Rząd zwiększy limity pasażerów w komunikacji miejskiej? Obecne kryteria są absurdalne

Komunikacja miejska. / Źródło: ztm.waw.pl/limity w komunikacji miejskiej
Obrazek ilustracyjny/Komunikacja miejska. / Źródło: ztm.waw.pl
REKLAMA

Już niedługo rząd może poluzować limity pasażerów w komunikacji miejskiej. Wszystko dlatego, że dostępna liczba miejsc przy obecnych restrykcjach jest niewystarczająca. Decyzja ma zapaść w tym tygodniu.

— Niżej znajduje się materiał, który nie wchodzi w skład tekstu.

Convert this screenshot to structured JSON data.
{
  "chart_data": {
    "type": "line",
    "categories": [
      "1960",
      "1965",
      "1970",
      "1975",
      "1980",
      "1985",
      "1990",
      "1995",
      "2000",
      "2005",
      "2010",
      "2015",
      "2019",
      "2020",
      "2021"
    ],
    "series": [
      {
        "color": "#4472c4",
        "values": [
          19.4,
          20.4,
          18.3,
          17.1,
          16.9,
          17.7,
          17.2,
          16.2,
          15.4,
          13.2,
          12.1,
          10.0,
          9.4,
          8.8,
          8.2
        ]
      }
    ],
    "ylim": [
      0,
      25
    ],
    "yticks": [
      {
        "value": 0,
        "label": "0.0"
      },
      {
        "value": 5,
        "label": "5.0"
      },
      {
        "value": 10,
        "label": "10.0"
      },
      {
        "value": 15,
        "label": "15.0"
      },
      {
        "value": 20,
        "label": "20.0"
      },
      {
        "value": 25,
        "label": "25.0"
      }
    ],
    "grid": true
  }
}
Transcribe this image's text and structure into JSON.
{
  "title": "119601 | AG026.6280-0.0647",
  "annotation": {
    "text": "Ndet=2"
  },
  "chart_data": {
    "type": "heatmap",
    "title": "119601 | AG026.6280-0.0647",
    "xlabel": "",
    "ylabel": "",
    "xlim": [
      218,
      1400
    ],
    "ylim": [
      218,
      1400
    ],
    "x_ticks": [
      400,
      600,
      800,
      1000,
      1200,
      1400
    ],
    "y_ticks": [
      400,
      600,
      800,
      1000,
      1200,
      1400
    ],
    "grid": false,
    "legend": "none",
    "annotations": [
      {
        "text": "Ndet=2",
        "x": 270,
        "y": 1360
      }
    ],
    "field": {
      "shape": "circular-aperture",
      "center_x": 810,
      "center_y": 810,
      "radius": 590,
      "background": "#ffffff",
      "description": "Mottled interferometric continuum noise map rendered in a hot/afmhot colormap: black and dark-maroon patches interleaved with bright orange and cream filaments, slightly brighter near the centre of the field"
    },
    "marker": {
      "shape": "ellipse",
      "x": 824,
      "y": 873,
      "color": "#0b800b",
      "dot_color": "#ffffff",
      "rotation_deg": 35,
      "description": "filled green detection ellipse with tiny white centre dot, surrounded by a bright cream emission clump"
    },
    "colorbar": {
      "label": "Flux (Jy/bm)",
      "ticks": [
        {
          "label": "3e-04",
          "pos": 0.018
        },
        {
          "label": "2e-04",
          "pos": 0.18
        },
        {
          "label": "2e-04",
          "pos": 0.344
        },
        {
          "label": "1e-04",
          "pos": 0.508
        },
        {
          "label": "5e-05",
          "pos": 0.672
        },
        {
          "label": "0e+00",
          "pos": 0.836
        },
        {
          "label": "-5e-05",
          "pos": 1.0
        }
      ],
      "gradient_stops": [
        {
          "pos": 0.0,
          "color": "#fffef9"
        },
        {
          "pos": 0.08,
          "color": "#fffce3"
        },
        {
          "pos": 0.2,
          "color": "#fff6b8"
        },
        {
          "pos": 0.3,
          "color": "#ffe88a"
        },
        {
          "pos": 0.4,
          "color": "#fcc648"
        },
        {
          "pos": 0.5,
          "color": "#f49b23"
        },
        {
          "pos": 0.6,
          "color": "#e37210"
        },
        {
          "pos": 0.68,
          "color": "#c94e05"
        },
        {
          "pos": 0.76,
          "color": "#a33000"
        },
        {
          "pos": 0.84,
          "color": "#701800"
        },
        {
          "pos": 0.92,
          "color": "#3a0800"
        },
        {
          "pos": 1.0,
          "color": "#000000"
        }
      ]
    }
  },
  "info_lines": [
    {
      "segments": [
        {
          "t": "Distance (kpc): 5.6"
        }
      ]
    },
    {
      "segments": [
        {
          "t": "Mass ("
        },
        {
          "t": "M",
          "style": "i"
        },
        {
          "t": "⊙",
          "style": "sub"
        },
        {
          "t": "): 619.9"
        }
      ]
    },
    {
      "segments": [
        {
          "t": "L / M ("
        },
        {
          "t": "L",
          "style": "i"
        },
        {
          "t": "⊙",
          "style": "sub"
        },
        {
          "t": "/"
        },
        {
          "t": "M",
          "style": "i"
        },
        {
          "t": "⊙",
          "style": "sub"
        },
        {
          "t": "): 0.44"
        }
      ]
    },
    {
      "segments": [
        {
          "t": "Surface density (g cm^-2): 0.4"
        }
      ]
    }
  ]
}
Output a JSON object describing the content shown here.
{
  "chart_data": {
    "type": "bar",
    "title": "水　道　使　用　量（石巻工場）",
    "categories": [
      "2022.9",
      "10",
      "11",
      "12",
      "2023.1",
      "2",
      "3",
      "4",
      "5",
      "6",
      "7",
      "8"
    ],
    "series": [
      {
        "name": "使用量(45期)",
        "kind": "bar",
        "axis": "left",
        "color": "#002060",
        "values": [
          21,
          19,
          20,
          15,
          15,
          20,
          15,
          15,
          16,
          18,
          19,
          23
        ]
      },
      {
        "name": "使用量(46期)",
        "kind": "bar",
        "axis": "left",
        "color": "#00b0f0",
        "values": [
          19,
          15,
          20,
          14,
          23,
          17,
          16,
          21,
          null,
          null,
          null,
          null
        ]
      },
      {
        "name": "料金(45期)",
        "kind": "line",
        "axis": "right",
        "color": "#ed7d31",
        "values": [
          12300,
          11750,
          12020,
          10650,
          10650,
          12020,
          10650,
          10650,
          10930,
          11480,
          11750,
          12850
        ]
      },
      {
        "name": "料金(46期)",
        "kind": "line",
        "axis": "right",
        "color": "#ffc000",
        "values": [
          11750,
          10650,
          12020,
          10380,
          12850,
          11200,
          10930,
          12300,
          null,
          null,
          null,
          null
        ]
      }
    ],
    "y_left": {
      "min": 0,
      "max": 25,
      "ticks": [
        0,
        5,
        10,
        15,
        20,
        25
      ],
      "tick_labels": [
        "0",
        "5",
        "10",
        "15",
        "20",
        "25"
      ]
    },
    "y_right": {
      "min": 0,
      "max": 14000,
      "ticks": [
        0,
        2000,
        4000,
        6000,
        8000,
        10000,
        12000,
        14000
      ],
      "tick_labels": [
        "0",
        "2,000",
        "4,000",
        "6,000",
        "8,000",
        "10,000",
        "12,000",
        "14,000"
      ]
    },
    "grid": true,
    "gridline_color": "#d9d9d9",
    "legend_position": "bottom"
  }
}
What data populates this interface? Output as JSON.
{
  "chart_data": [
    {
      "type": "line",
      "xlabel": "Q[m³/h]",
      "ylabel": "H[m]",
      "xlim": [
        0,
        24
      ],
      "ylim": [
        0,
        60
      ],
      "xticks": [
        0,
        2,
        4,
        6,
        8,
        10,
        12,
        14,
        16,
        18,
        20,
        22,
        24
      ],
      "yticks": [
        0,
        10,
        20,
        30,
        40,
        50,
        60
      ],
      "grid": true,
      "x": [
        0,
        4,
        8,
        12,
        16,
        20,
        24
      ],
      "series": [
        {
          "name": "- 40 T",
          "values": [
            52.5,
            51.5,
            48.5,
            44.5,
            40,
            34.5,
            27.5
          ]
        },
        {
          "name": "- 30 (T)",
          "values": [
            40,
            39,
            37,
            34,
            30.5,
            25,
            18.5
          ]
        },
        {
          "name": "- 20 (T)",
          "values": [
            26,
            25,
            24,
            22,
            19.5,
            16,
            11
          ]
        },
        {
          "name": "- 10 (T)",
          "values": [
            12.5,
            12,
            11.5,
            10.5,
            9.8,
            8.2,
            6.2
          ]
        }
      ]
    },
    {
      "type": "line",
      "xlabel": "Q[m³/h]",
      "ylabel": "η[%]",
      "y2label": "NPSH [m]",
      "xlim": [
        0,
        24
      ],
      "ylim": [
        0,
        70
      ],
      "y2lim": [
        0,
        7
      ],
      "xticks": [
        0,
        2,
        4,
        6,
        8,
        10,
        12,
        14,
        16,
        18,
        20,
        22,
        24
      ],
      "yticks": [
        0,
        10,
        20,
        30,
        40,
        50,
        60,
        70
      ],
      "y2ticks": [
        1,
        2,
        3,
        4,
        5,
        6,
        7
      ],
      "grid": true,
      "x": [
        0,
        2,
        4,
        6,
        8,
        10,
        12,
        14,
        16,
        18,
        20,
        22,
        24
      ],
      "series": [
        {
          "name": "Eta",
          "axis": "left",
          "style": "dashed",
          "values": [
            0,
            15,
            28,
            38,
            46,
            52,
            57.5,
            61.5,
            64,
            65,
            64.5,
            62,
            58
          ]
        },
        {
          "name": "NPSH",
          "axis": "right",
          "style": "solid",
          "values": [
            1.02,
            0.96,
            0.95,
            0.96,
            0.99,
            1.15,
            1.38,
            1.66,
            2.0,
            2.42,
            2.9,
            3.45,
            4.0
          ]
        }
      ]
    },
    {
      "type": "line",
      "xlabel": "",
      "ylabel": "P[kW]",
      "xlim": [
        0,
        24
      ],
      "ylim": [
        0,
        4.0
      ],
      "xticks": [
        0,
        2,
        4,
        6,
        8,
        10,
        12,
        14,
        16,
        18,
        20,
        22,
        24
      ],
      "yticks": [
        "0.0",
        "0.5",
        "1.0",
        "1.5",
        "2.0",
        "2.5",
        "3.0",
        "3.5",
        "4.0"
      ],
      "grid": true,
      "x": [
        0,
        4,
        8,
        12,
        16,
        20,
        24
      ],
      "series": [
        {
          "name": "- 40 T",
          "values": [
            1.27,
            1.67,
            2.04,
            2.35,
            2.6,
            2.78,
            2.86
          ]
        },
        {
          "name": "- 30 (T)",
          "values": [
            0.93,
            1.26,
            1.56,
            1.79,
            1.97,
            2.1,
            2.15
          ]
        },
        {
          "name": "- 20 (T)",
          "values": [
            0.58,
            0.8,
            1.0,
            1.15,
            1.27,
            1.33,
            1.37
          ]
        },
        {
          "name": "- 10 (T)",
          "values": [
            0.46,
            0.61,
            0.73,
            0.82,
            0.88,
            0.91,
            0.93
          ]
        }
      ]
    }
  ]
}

Stopniowe „odmrażanie” gospodarki jest jednoznaczne z większą liczbą osób, które chcą korzystać z komunikacji miejskiej. Już teraz część kierowców transportu publicznego, szczególnie w godzinach szczytu, nie jest w stanie zabierać wszystkich pasażerów oczekujących na przystankach.

Zgodnie z rządowym rozporządzeniem z 2 maja 2020 roku, liczba pasażerów w transporcie publicznym nie może przekraczać połowy miejsc siedzących w pojeździe. „Nikt w Polsce nie dysponuje takim taborem, który w narzuconym reżimie obsłużyłby chętnych do poruszania się transportem publicznym” – podkreśliła Izba Gospodarcza Komunikacji Miejskiej. Z wyliczeń ekspertów wynika, że możliwości przewozowe komunikacji zbiorowej zmniejszyły się do 15 proc. stanu poprzedniego.

REKLAMA

Absurdalne kryteria

Ponadto eksperci wskazują na niedorzeczność przepisów. Ciasny bus może bowiem zabrać więcej pasażerów niż przestronny tramwaj, w którym większość miejsc to miejsca stojące.

Przy tak określonym limicie najefektywniejszym środkiem transportu – zarówno ekonomicznie, jak i pod względem możliwości przewozowych – jest bus. Pomimo niewielkiej długości (7 m) można nim legalnie przewozić nawet 16 dość ciasno upakowanych osób. Podczas gdy nowoczesne, dwukierunkowe i dobrze przewietrzane na przystankach, 30-metrowe tramwaje mogą zabrać jedynie 14 pasażerów – zauważył Marcin Gromadzki z MG Public Transport Consulting.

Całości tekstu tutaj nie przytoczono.